- Frequency: Decennial
- Locations: Department of Census and Statistics, No. 306/71, Polduwa Road, Battaramulla, Western Province
- Country: Sri Lanka
- Inaugurated: March 27, 1871; 155 years ago
- Most recent: November 1, 2023; 2 years ago

= Census of Sri Lanka =

National government survey

The Census of Sri Lanka is a census held by the Department of Census and Statistics of the Government of Sri Lanka, traditionally taking place every 10 years. The first census of Sri Lanka was taken in 1871, making it the first country in South Asia to conduct a census. The most recent census took place in 2023, that followed the census in 2012, the first complete census in the country since 1981 due to disruptions from the Sri Lankan Civil War.

==History==
The first census in Sri Lanka was held on 27 March 1871 and conducted by the Registrar General's Office, making it the first of any country in South Asia. It was conducted from then on every ten years.

The Census Department was created on 1 December 1944 for taking the Census of 1946, which was postponed from 1941 due to World War II. The Soulbury Constitution of 1947 combined the department with the Statistics Department to create the Department of Census and Statistics. The 1951 census was postponed to 1953 due to a shortage of paper, and the following was also postponed to 1963.

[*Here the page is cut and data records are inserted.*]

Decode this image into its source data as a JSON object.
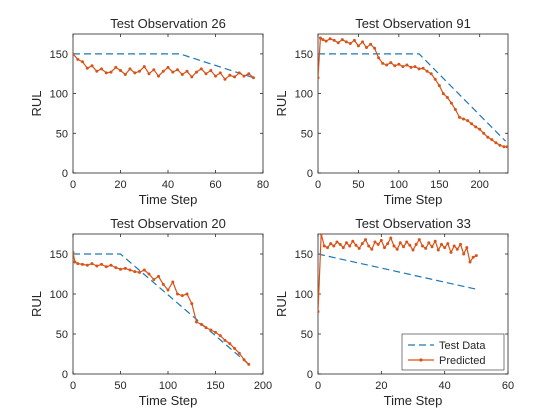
{
  "figure": {
    "colors": {
      "test": "#1f77b4",
      "predicted": "#d95319",
      "axis": "#262626"
    }
  },
  "chart_data": [
    {
      "type": "line",
      "title": "Test Observation 26",
      "xlabel": "Time Step",
      "ylabel": "RUL",
      "xlim": [
        0,
        80
      ],
      "ylim": [
        0,
        175
      ],
      "xticks": [
        0,
        20,
        40,
        60,
        80
      ],
      "yticks": [
        0,
        50,
        100,
        150
      ],
      "grid": false,
      "series": [
        {
          "name": "Test Data",
          "style": "dashed",
          "x": [
            0,
            45,
            76
          ],
          "y": [
            150,
            150,
            120
          ]
        },
        {
          "name": "Predicted",
          "style": "line-dot",
          "x": [
            0,
            2,
            4,
            6,
            8,
            10,
            12,
            14,
            16,
            18,
            20,
            22,
            24,
            26,
            28,
            30,
            32,
            34,
            36,
            38,
            40,
            42,
            44,
            46,
            48,
            50,
            52,
            54,
            56,
            58,
            60,
            62,
            64,
            66,
            68,
            70,
            72,
            74,
            76
          ],
          "y": [
            150,
            143,
            140,
            132,
            135,
            128,
            131,
            126,
            127,
            133,
            129,
            124,
            131,
            126,
            128,
            134,
            125,
            130,
            122,
            128,
            133,
            127,
            130,
            124,
            128,
            121,
            127,
            131,
            125,
            129,
            122,
            126,
            118,
            123,
            121,
            126,
            122,
            125,
            120
          ]
        }
      ]
    },
    {
      "type": "line",
      "title": "Test Observation 91",
      "xlabel": "Time Step",
      "ylabel": "RUL",
      "xlim": [
        0,
        235
      ],
      "ylim": [
        0,
        175
      ],
      "xticks": [
        0,
        50,
        100,
        150,
        200
      ],
      "yticks": [
        0,
        50,
        100,
        150
      ],
      "grid": false,
      "series": [
        {
          "name": "Test Data",
          "style": "dashed",
          "x": [
            0,
            125,
            232
          ],
          "y": [
            150,
            150,
            40
          ]
        },
        {
          "name": "Predicted",
          "style": "line-dot",
          "x": [
            0,
            3,
            6,
            10,
            15,
            20,
            25,
            30,
            35,
            40,
            45,
            50,
            55,
            60,
            65,
            70,
            75,
            80,
            85,
            90,
            95,
            100,
            105,
            110,
            115,
            120,
            125,
            130,
            135,
            140,
            145,
            150,
            155,
            160,
            165,
            170,
            175,
            180,
            185,
            190,
            195,
            200,
            205,
            210,
            215,
            220,
            225,
            230,
            234
          ],
          "y": [
            120,
            170,
            168,
            166,
            169,
            167,
            164,
            168,
            165,
            163,
            167,
            160,
            165,
            158,
            162,
            157,
            145,
            138,
            136,
            139,
            135,
            137,
            134,
            136,
            133,
            134,
            131,
            132,
            128,
            125,
            118,
            110,
            100,
            95,
            88,
            80,
            70,
            68,
            66,
            62,
            58,
            55,
            50,
            45,
            42,
            38,
            35,
            33,
            33
          ]
        }
      ]
    },
    {
      "type": "line",
      "title": "Test Observation 20",
      "xlabel": "Time Step",
      "ylabel": "RUL",
      "xlim": [
        0,
        200
      ],
      "ylim": [
        0,
        175
      ],
      "xticks": [
        0,
        50,
        100,
        150,
        200
      ],
      "yticks": [
        0,
        50,
        100,
        150
      ],
      "grid": false,
      "series": [
        {
          "name": "Test Data",
          "style": "dashed",
          "x": [
            0,
            50,
            185
          ],
          "y": [
            150,
            150,
            12
          ]
        },
        {
          "name": "Predicted",
          "style": "line-dot",
          "x": [
            0,
            2,
            5,
            10,
            15,
            20,
            25,
            30,
            35,
            40,
            45,
            50,
            55,
            60,
            65,
            70,
            75,
            80,
            85,
            90,
            95,
            100,
            105,
            110,
            115,
            120,
            125,
            130,
            135,
            140,
            145,
            150,
            155,
            160,
            165,
            170,
            175,
            180,
            185
          ],
          "y": [
            152,
            140,
            138,
            137,
            136,
            138,
            135,
            137,
            134,
            136,
            133,
            131,
            132,
            130,
            128,
            127,
            130,
            125,
            118,
            122,
            112,
            105,
            115,
            100,
            98,
            100,
            88,
            65,
            62,
            58,
            55,
            52,
            48,
            42,
            38,
            32,
            26,
            18,
            12
          ]
        }
      ]
    },
    {
      "type": "line",
      "title": "Test Observation 33",
      "xlabel": "Time Step",
      "ylabel": "RUL",
      "xlim": [
        0,
        60
      ],
      "ylim": [
        0,
        175
      ],
      "xticks": [
        0,
        20,
        40,
        60
      ],
      "yticks": [
        0,
        50,
        100,
        150
      ],
      "grid": false,
      "legend": "bottom-right",
      "series": [
        {
          "name": "Test Data",
          "style": "dashed",
          "x": [
            0,
            50
          ],
          "y": [
            150,
            106
          ]
        },
        {
          "name": "Predicted",
          "style": "line-dot",
          "x": [
            0,
            1,
            2,
            3,
            4,
            5,
            6,
            7,
            8,
            9,
            10,
            11,
            12,
            13,
            14,
            15,
            16,
            17,
            18,
            19,
            20,
            21,
            22,
            23,
            24,
            25,
            26,
            27,
            28,
            29,
            30,
            31,
            32,
            33,
            34,
            35,
            36,
            37,
            38,
            39,
            40,
            41,
            42,
            43,
            44,
            45,
            46,
            47,
            48,
            49,
            50
          ],
          "y": [
            78,
            175,
            160,
            158,
            163,
            160,
            165,
            162,
            158,
            164,
            160,
            166,
            161,
            157,
            163,
            168,
            160,
            156,
            165,
            162,
            167,
            158,
            163,
            170,
            160,
            156,
            164,
            159,
            165,
            161,
            155,
            162,
            168,
            160,
            157,
            164,
            159,
            166,
            155,
            162,
            158,
            163,
            152,
            160,
            156,
            162,
            150,
            158,
            140,
            146,
            148
          ]
        }
      ]
    }
  ]
}
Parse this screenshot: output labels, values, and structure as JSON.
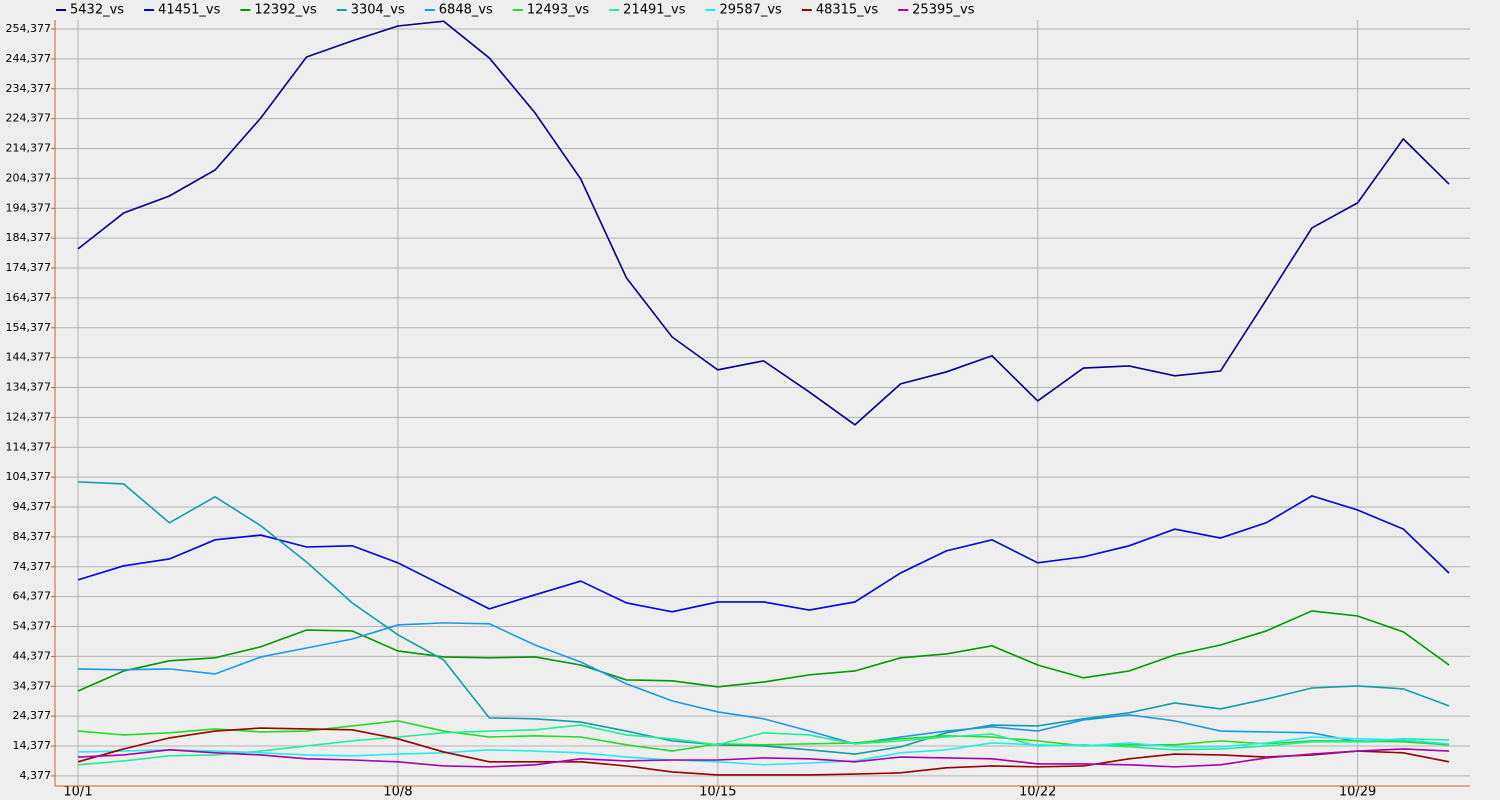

The 1991 census was not held due to the Sri Lankan Civil War (1983–2009), with areas in the Northern and Eastern Provinces controlled by the Tamil militant LTTE. The subsequent 2001 census covered 94% of the country, with no coverage in the Jaffna, Kilinochchi, and Mullaitivu Districts, and only partial coverage in the Vavuniya, Mannar, Batticaloa, and Trincomalee Districts. The following census was held in 2012.

The 2021 census was postponed due to the COVID-19 pandemic, and was started on 1 November 2023 to be completed on 31 January 2024.